Dependent on the content of the file, Patchview can perform:

pairwise distance of multiple somas: this is automatically done if the reconstruction has multiple somas in it (check the test file: test_multiSoma.ASC)
Update cell names: this can be done for a multi-soma file. The Name column in the Summary table can be edited. After the editing, clicking Update cell names will update the Pair names in the pairwise distance table in Distance (um) tab.
Sholl analysis: if the reconstruction has at least one neurite, this will perform Sholl analysis (counting neurite numbers in a ring from certain soma distance). A line plot (count vs distance) is shown in the Figures tab. Try test.ASC.

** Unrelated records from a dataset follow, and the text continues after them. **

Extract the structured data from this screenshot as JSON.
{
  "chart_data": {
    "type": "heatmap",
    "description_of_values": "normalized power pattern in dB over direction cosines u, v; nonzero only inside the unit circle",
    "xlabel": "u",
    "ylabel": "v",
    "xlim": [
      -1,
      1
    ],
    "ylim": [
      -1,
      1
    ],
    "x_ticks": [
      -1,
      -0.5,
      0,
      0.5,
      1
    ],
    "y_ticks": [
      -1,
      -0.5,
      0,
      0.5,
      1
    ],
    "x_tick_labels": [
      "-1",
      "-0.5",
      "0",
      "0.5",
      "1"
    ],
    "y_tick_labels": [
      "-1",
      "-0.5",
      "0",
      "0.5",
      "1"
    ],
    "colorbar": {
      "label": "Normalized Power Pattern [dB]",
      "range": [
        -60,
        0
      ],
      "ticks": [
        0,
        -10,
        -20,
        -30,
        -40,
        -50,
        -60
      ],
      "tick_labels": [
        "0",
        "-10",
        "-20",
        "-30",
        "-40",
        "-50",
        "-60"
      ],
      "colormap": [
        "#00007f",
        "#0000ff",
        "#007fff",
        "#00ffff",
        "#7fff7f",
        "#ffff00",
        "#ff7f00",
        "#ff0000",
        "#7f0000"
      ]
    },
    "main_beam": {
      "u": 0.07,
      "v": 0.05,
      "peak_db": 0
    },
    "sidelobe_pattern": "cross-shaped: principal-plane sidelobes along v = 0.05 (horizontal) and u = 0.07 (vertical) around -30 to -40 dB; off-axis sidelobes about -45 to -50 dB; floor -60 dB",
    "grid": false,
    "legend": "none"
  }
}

Density analysis: Visualizing neurites density in either Cartesian or polar coordinates.

Distance to Pia: if the reconstruction contains a entry labeled “Pia” (check the test file: test_multiSoma.ASC), this will measure Euclidean distance from the center of a soma to the Pia. Measured results are shown in the Distance to Pia column in Summary table.

Note: the figure sometimes (more so under Ubuntu) does not automatically refresh. If it happens, drag the border between upper and lower panels to manually refresh.

Exporting data¶

File menu provides two exporting options. Export .pkl exports currently selected series into a Python pickle object. Export .NWB exports into neurodata-without-borders format.